Mechanisms that create non selective pores in cellular membranes have been a defence and attack tool used by a wide range organisms form time immemorial. Cytotoxic proteins with this capacity are produced by bacteria, amoebas, fungi, anemone, and vertebrates (as part of their immune system) as well as in the poison of some arthropods and snakes. Although, the proteins that are capable of producing such destabilising pores in the cellular membrane of organisms can be very different in terms of the sequence of amino acids that forms them, they all create permeabilizing structures that increase the overall permeability of the semi-permeable cellular membrane allowing for a passive flow of ions and other small substances. Up to now there was no evidence of such properties from viral origin.
The research group led by Professor Luis Carrasco from the Centro de Biología Molecular Severo Ochoa (UAM-CSIC) in Madrid has been studying the mechanism of late permeabilization caused by different viruses and among them the poliomyelitis virus. In the late stages of the infection produced by most animal viruses, a permeabilization phenomenon takes place in the cellular membranes that is very important to ensure an easier release of the new viral particles to the exterior of the cell.

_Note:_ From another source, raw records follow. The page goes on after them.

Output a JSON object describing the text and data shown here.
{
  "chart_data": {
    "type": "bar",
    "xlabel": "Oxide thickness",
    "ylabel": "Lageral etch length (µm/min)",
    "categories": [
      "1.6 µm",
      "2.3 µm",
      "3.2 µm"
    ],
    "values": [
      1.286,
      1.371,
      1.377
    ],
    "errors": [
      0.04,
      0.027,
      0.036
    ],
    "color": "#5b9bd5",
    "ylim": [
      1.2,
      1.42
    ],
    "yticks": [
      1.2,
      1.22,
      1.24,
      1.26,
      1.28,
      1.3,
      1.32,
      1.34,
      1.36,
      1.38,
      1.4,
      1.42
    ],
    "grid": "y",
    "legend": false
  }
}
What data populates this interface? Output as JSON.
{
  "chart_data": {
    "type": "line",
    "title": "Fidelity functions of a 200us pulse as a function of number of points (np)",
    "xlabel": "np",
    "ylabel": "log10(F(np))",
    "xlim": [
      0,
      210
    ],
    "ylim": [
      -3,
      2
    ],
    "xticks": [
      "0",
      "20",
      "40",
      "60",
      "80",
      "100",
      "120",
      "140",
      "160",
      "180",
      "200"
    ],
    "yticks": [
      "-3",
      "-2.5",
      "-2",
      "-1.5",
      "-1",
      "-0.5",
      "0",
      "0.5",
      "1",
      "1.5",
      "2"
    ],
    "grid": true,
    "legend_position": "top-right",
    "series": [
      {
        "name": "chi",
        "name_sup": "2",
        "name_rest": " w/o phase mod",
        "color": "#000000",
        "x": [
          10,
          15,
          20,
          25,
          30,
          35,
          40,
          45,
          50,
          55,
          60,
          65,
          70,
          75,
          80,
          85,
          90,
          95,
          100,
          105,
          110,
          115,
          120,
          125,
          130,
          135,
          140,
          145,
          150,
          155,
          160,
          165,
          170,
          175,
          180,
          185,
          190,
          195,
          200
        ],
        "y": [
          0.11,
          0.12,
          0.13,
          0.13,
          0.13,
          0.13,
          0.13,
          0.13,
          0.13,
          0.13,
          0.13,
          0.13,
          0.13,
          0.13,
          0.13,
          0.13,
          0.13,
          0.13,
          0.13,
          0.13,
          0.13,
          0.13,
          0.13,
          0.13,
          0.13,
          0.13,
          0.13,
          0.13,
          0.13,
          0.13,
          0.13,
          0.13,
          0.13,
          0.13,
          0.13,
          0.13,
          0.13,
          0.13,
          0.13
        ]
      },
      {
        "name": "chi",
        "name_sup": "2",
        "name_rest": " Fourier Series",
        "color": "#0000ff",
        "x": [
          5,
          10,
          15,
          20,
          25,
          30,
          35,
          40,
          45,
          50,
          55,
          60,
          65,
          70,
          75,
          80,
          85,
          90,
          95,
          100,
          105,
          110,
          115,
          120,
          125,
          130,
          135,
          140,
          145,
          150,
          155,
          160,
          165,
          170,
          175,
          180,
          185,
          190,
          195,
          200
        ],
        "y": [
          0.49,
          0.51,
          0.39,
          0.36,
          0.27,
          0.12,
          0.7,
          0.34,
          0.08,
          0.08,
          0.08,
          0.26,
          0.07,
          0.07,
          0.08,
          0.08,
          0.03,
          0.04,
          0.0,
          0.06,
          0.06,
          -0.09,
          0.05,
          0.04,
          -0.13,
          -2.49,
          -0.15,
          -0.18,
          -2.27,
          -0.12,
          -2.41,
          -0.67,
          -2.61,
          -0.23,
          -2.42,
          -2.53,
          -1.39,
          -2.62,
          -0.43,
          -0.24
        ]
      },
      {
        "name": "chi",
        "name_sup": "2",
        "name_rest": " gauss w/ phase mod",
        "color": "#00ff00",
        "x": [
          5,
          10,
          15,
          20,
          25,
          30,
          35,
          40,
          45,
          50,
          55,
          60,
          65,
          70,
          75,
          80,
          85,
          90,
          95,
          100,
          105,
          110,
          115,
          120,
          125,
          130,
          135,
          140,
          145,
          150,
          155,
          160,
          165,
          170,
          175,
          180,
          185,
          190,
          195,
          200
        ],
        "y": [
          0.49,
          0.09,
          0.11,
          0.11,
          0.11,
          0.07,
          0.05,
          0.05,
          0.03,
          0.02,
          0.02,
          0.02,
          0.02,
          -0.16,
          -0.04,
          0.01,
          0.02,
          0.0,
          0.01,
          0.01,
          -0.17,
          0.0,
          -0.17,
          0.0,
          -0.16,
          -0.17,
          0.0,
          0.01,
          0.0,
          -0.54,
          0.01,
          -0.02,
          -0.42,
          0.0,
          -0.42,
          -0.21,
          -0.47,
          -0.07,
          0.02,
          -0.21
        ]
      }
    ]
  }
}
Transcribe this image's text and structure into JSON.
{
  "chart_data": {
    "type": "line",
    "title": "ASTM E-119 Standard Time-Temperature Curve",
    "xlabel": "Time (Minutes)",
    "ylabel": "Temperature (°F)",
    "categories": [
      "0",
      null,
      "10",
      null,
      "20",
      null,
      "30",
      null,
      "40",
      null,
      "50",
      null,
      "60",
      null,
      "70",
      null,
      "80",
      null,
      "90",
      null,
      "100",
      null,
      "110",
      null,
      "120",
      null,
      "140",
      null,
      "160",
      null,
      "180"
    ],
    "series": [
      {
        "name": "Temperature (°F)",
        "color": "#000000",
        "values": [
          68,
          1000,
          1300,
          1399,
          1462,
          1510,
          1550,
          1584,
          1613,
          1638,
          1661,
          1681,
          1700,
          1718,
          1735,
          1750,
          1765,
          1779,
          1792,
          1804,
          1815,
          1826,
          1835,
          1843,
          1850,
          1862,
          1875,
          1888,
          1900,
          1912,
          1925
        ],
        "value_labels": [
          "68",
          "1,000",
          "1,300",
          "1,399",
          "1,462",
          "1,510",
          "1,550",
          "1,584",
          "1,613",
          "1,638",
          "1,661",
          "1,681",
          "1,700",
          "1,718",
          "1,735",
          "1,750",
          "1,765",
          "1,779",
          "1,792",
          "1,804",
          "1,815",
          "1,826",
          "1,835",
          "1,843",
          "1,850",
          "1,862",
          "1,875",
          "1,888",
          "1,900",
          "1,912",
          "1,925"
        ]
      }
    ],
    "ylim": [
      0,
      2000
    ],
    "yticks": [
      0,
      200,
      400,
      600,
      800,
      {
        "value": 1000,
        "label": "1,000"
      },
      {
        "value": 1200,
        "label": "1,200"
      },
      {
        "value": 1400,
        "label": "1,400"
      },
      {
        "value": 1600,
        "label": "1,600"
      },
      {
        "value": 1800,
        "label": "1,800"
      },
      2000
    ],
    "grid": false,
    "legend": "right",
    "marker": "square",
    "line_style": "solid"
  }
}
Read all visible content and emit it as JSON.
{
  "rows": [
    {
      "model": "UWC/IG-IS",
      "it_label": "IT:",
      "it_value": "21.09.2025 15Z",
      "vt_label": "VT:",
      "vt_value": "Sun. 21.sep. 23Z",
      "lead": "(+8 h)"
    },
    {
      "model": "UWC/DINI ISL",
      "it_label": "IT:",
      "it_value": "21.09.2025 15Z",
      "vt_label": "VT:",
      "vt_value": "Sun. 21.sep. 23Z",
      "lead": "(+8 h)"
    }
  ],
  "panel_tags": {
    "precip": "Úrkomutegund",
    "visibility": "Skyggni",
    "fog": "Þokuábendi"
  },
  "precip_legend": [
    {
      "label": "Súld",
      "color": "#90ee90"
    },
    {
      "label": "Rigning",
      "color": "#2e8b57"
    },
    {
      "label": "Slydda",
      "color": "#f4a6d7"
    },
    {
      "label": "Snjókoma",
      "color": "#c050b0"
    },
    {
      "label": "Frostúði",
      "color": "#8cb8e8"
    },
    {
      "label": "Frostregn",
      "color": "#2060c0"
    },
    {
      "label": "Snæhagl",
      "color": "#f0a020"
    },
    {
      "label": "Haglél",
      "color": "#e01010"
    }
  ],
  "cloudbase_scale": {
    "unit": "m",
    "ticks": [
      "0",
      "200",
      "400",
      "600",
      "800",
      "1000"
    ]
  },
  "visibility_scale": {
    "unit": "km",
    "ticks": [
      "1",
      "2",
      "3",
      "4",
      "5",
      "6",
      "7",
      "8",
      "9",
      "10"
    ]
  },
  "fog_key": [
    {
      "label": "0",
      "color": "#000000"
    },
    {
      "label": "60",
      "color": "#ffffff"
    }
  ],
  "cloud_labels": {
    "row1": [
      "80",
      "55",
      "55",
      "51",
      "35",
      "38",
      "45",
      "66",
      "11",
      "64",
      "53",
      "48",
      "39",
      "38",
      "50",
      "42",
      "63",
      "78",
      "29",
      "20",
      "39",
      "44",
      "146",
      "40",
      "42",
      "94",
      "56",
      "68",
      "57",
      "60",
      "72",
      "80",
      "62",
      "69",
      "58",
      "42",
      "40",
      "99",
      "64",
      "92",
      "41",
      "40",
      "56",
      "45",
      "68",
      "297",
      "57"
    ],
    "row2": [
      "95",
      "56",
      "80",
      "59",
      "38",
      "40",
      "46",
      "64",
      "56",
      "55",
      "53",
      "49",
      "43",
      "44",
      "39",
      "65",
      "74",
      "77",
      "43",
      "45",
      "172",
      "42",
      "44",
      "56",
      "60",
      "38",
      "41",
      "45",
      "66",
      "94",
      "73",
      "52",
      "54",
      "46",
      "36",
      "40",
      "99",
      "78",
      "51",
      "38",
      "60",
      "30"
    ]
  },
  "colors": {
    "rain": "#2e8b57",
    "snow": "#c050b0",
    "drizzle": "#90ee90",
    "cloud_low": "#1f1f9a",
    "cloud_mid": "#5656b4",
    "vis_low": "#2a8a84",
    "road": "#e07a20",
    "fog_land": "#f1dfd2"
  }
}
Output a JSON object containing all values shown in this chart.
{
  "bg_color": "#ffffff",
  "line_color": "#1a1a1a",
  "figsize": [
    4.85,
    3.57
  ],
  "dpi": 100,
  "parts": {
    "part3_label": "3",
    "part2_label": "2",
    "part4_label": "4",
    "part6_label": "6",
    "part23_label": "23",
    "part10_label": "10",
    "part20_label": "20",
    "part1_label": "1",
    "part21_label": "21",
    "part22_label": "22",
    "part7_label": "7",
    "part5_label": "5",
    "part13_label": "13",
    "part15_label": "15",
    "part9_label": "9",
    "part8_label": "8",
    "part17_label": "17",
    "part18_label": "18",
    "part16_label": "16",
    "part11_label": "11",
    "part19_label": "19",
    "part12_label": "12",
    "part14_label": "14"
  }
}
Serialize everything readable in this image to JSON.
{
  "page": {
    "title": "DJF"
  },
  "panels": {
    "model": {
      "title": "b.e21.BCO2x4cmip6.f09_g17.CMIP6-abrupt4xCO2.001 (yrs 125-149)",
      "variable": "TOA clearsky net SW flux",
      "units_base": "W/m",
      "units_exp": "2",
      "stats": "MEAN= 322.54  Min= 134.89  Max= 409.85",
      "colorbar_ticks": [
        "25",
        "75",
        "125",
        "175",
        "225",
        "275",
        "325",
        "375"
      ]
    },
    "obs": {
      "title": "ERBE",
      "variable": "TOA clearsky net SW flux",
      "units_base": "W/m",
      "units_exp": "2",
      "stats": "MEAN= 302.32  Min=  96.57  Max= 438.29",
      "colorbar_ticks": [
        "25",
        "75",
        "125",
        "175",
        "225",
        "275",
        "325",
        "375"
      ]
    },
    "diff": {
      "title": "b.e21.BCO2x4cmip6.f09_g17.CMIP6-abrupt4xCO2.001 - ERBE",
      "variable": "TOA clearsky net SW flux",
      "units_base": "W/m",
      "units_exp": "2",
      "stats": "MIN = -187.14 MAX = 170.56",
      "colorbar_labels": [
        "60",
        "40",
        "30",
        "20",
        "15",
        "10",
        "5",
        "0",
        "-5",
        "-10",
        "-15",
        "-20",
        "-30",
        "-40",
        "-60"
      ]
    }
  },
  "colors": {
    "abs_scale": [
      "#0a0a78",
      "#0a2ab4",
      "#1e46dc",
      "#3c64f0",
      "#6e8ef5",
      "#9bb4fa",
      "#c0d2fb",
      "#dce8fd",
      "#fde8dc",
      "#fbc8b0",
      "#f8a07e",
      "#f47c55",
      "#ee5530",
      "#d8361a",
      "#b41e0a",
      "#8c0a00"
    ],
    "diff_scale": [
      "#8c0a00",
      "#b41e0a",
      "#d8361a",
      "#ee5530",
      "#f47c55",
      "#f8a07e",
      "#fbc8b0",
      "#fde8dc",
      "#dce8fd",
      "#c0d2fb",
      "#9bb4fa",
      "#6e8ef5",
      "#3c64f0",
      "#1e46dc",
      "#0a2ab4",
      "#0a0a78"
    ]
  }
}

In the last few years, different studies have demonstrated that the individual expression of certain viral genes could reproduce this process in several cellular systems. It was then that the name “viroporin” was established for the viral proteins that shared some structural properties in addition to the permeabilizing effect on the membranes.
The poliovirus protein 2B, known as the causal agent of poliomyelitis, as well as its precursor (2BC), are viroporins that increase the permeability of bacterial and mammalian cell membranes. In previous studies, with the application of biophysical techniques, it was proven that the addition of the purified protein 2B induces permeabilization in artificial membranes (liposomes) to substances of a low molecular weight, fitting in with this phenomenon in cells.